During the process of incorporation, these sources recommend a few other steps. These steps are not required at first but will be good to document. Define the organization’s mission and purpose. How will you generate revenue?
2. Operate – once you’re up and running. You can’t intervene for or against a referendum, initiative, or political candidate. Routine reviews and audits could happen throughout the life of the non-profit. This depends on the size of the organization, the activities, and any financials.
The 501(c)(3) is a common approach to a non-governmental organization. The startup costs are nominal and the application is 28 pages long. The most common sources of revenue for a 501(c)(3) are grants and donors. Solving a well-understood problem or doing good work can help drive donors to you. There are plenty of grants offered by the government, foundations, or other non-profits. Grant funding usually requires a skilled grant writer or prior connections to the funder.
what’s good to avoid
Non-profit organizations are a capitalist approach to good works. Even though profit isn’t their goal, they need large and recurring sums of money to operate. This can create an unhealthy relationship between the 501(c)(3) and their donor class. Philanthropists can hide their money in a pet project instead of paying taxes.
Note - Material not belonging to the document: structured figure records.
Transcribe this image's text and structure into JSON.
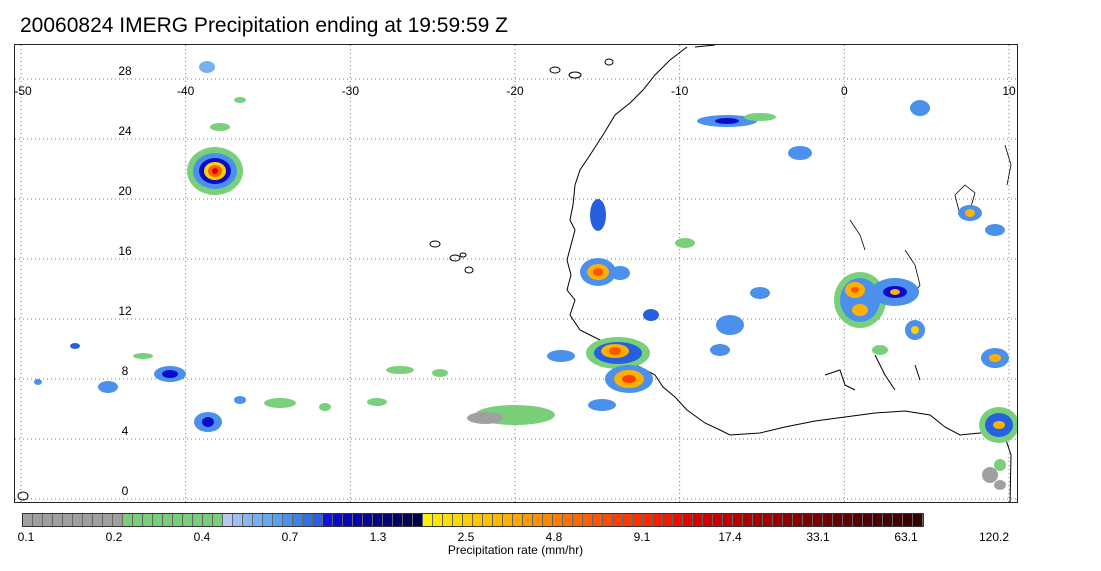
{
  "title": "20060824 IMERG Precipitation ending at 19:59:59 Z",
  "map": {
    "lon_range": [
      -50,
      10
    ],
    "lat_range": [
      0,
      30
    ],
    "lon_labels": [
      "-50",
      "-40",
      "-30",
      "-20",
      "-10",
      "0",
      "10"
    ],
    "lon_values": [
      -50,
      -40,
      -30,
      -20,
      -10,
      0,
      10
    ],
    "lat_labels": [
      "0",
      "4",
      "8",
      "12",
      "16",
      "20",
      "24",
      "28"
    ],
    "lat_values": [
      0,
      4,
      8,
      12,
      16,
      20,
      24,
      28
    ],
    "grid": "dotted",
    "land_outline_color": "#000000"
  },
  "colorbar": {
    "title": "Precipitation rate (mm/hr)",
    "tick_labels": [
      "0.1",
      "0.2",
      "0.4",
      "0.7",
      "1.3",
      "2.5",
      "4.8",
      "9.1",
      "17.4",
      "33.1",
      "63.1",
      "120.2"
    ],
    "colors": [
      "#a0a0a0",
      "#a0a0a0",
      "#a0a0a0",
      "#a0a0a0",
      "#a0a0a0",
      "#a0a0a0",
      "#a0a0a0",
      "#a0a0a0",
      "#a0a0a0",
      "#a0a0a0",
      "#7ad07a",
      "#7ad07a",
      "#7ad07a",
      "#7ad07a",
      "#7ad07a",
      "#7ad07a",
      "#7ad07a",
      "#7ad07a",
      "#7ad07a",
      "#7ad07a",
      "#b8c8f0",
      "#9cc0f0",
      "#88b8f0",
      "#78b0f0",
      "#68a8f0",
      "#58a0f0",
      "#4a90ec",
      "#3c80e8",
      "#3070e4",
      "#2660e0",
      "#1010e0",
      "#0a0acc",
      "#0808b8",
      "#0606a8",
      "#050598",
      "#040488",
      "#030378",
      "#020268",
      "#010158",
      "#000048",
      "#fff000",
      "#ffe800",
      "#ffe000",
      "#ffd800",
      "#ffd000",
      "#ffc800",
      "#ffc000",
      "#ffb800",
      "#ffb000",
      "#ffa800",
      "#ff9a00",
      "#ff9000",
      "#ff8600",
      "#ff7c00",
      "#ff7200",
      "#ff6800",
      "#ff5e00",
      "#ff5400",
      "#ff4a00",
      "#ff4000",
      "#ff3a00",
      "#ff3000",
      "#ff2800",
      "#f82000",
      "#f01800",
      "#e81000",
      "#e00800",
      "#d80000",
      "#d00000",
      "#c80000",
      "#c00000",
      "#b80000",
      "#b00000",
      "#a80000",
      "#a00000",
      "#980000",
      "#900000",
      "#880000",
      "#800000",
      "#780000",
      "#6e0000",
      "#660000",
      "#5e0000",
      "#580000",
      "#520000",
      "#4c0000",
      "#460000",
      "#400000",
      "#3a0000",
      "#340000"
    ]
  }
}
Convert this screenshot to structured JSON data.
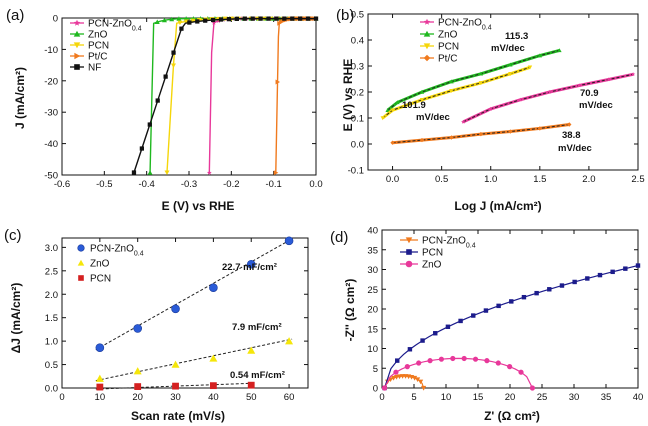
{
  "figure": {
    "colors": {
      "pcn_zno": "#e8389a",
      "zno": "#1fb81f",
      "pcn": "#f5d60a",
      "ptc": "#f07a1e",
      "nf": "#111111",
      "fit": "#222222"
    }
  },
  "chart_data": [
    {
      "panel": "(a)",
      "type": "line",
      "xlabel": "E (V) vs RHE",
      "ylabel": "J (mA/cm²)",
      "xlim": [
        -0.6,
        0.0
      ],
      "ylim": [
        -50,
        0
      ],
      "xticks": [
        "-0.6",
        "-0.5",
        "-0.4",
        "-0.3",
        "-0.2",
        "-0.1",
        "0.0"
      ],
      "yticks": [
        "0",
        "-10",
        "-20",
        "-30",
        "-40",
        "-50"
      ],
      "legend": [
        "PCN-ZnO0.4",
        "ZnO",
        "PCN",
        "Pt/C",
        "NF"
      ],
      "series": [
        {
          "name": "PCN-ZnO0.4",
          "color": "#e8389a",
          "marker": "star",
          "onset": -0.245,
          "start": -0.252,
          "j0": 0.3,
          "scale": 0.022
        },
        {
          "name": "ZnO",
          "color": "#1fb81f",
          "marker": "triangle",
          "onset": -0.385,
          "start": -0.392,
          "j0": 0.3,
          "scale": 0.03
        },
        {
          "name": "PCN",
          "color": "#f5d60a",
          "marker": "triangle-down",
          "onset": -0.33,
          "start": -0.352,
          "j0": 0.2,
          "scale": 0.055
        },
        {
          "name": "Pt/C",
          "color": "#f07a1e",
          "marker": "triangle-right",
          "onset": -0.088,
          "start": -0.095,
          "j0": 0.3,
          "scale": 0.015
        },
        {
          "name": "NF",
          "color": "#111111",
          "marker": "square",
          "onset": -0.31,
          "start": -0.43,
          "j0": 0.2,
          "scale": 0.068
        }
      ]
    },
    {
      "panel": "(b)",
      "type": "line",
      "xlabel": "Log J (mA/cm²)",
      "ylabel": "E (V) vs RHE",
      "xlim": [
        -0.25,
        2.5
      ],
      "ylim": [
        -0.1,
        0.5
      ],
      "xticks": [
        "0.0",
        "0.5",
        "1.0",
        "1.5",
        "2.0",
        "2.5"
      ],
      "yticks": [
        "-0.1",
        "0.0",
        "0.1",
        "0.2",
        "0.3",
        "0.4",
        "0.5"
      ],
      "legend": [
        "PCN-ZnO0.4",
        "ZnO",
        "PCN",
        "Pt/C"
      ],
      "series": [
        {
          "name": "PCN-ZnO0.4",
          "color": "#e8389a",
          "marker": "star",
          "x": [
            0.72,
            1.0,
            1.3,
            1.6,
            1.9,
            2.2,
            2.45
          ],
          "y": [
            0.085,
            0.135,
            0.17,
            0.2,
            0.225,
            0.248,
            0.268
          ]
        },
        {
          "name": "ZnO",
          "color": "#1fb81f",
          "marker": "triangle",
          "x": [
            -0.05,
            0.05,
            0.3,
            0.6,
            0.9,
            1.2,
            1.5,
            1.7
          ],
          "y": [
            0.13,
            0.16,
            0.2,
            0.24,
            0.27,
            0.305,
            0.34,
            0.36
          ]
        },
        {
          "name": "PCN",
          "color": "#f5d60a",
          "marker": "triangle-down",
          "x": [
            -0.1,
            0.0,
            0.3,
            0.6,
            0.9,
            1.2,
            1.4
          ],
          "y": [
            0.1,
            0.13,
            0.17,
            0.205,
            0.235,
            0.27,
            0.295
          ]
        },
        {
          "name": "Pt/C",
          "color": "#f07a1e",
          "marker": "diamond",
          "x": [
            0.0,
            0.3,
            0.6,
            0.9,
            1.2,
            1.5,
            1.8
          ],
          "y": [
            0.005,
            0.015,
            0.025,
            0.038,
            0.048,
            0.06,
            0.075
          ]
        }
      ],
      "annotations": [
        "115.3",
        "mV/dec",
        "101.9",
        "mV/dec",
        "70.9",
        "mV/dec",
        "38.8",
        "mV/dec"
      ]
    },
    {
      "panel": "(c)",
      "type": "scatter",
      "xlabel": "Scan rate (mV/s)",
      "ylabel": "ΔJ (mA/cm²)",
      "xlim": [
        0,
        65
      ],
      "ylim": [
        0,
        3.2
      ],
      "xticks": [
        "0",
        "10",
        "20",
        "30",
        "40",
        "50",
        "60"
      ],
      "yticks": [
        "0.0",
        "0.5",
        "1.0",
        "1.5",
        "2.0",
        "2.5",
        "3.0"
      ],
      "legend": [
        "PCN-ZnO0.4",
        "ZnO",
        "PCN"
      ],
      "series": [
        {
          "name": "PCN-ZnO0.4",
          "color": "#2a5bd7",
          "marker": "sphere",
          "x": [
            10,
            20,
            30,
            40,
            50,
            60
          ],
          "y": [
            0.86,
            1.27,
            1.69,
            2.14,
            2.64,
            3.14
          ]
        },
        {
          "name": "ZnO",
          "color": "#f5e60a",
          "marker": "triangle",
          "x": [
            10,
            20,
            30,
            40,
            50,
            60
          ],
          "y": [
            0.2,
            0.36,
            0.5,
            0.63,
            0.8,
            1.0
          ]
        },
        {
          "name": "PCN",
          "color": "#d42020",
          "marker": "square",
          "x": [
            10,
            20,
            30,
            40,
            50
          ],
          "y": [
            0.02,
            0.03,
            0.04,
            0.05,
            0.06
          ]
        }
      ],
      "annotations": [
        "22.7 mF/cm²",
        "7.9 mF/cm²",
        "0.54 mF/cm²"
      ]
    },
    {
      "panel": "(d)",
      "type": "line",
      "xlabel": "Z' (Ω cm²)",
      "ylabel": "-Z'' (Ω cm²)",
      "xlim": [
        0,
        40
      ],
      "ylim": [
        0,
        40
      ],
      "xticks": [
        "0",
        "5",
        "10",
        "15",
        "20",
        "25",
        "30",
        "35",
        "40"
      ],
      "yticks": [
        "0",
        "5",
        "10",
        "15",
        "20",
        "25",
        "30",
        "35",
        "40"
      ],
      "legend": [
        "PCN-ZnO0.4",
        "PCN",
        "ZnO"
      ],
      "series": [
        {
          "name": "PCN-ZnO0.4",
          "color": "#f07a1e",
          "marker": "triangle-down",
          "kind": "semicircle",
          "x0": 0.4,
          "x1": 6.5,
          "height": 3.0
        },
        {
          "name": "PCN",
          "color": "#1c1c8c",
          "marker": "square",
          "kind": "arc",
          "x0": 0.4,
          "x1": 40,
          "height": 31
        },
        {
          "name": "ZnO",
          "color": "#e8389a",
          "marker": "circle",
          "kind": "semicircle",
          "x0": 0.4,
          "x1": 23.5,
          "height": 7.5
        }
      ]
    }
  ]
}
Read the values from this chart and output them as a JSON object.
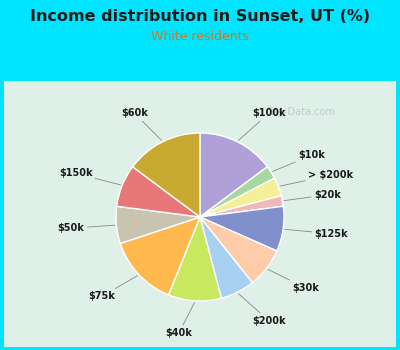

Non-profits often replace functions that the government should be doing. This phenomenon is sometimes called the non-profit industrial complex. In the world of food access, food banks and SNAP perform similar roles. But even with multi-billion dollar food bank networks, SNAP helps 9 times as many people. It’s also much more convenient. With more funding, a system that people already use could be made more useful. I’ve heard of legislators try to pass SNAP cuts by sending some of the cuts to food banks. They might pose at a food bank to pretend they aren’t heartless.
Conventional wisdom on good governance means recruiting board members from related for-profit industries. Their guidance may not apply, but they fit the goal of running a non-profit “like a business.”
Another area of criticism is the outdated focus on overhead. These are costs like staffing, supplies, and other resources. Intuit recommends a 501(c)(3) spend less than 10% of their revenue on overhead and no more than 35% of their receipts. Donors shopping for a good cause might find themselves comparing charities. They may assume our high overhead means we spend their donations on bloated salaries. Community-Centric fundraising described this in a recent article that I liked.
Finally, 501(c)(3)s can’t advocate for or against a referendum, initiative, or political candidate. Doing so could jeopardize their tax status and make all donations non-tax deductible. This seems easy enough to follow, but support for people with low or no income is now a political issue. I don’t want to limit strong positions as a policy briefing or neutral press release.
When most people think of public service, they’re thinking of a non-profit 501(c)(3). The donor and board centered approaches I described are pretty common. This is especially true among well-established or long-running organizations. It will be easy to happen into those traps.
As I get started I will have to custom-build every policy and approach. When the organization grows, we may hire workers from other non-profits. That means they might infuse outdated practices or approaches from white-dominant culture into this new system. We would need to create strong foundations and clear values to nudge staff away from these practices.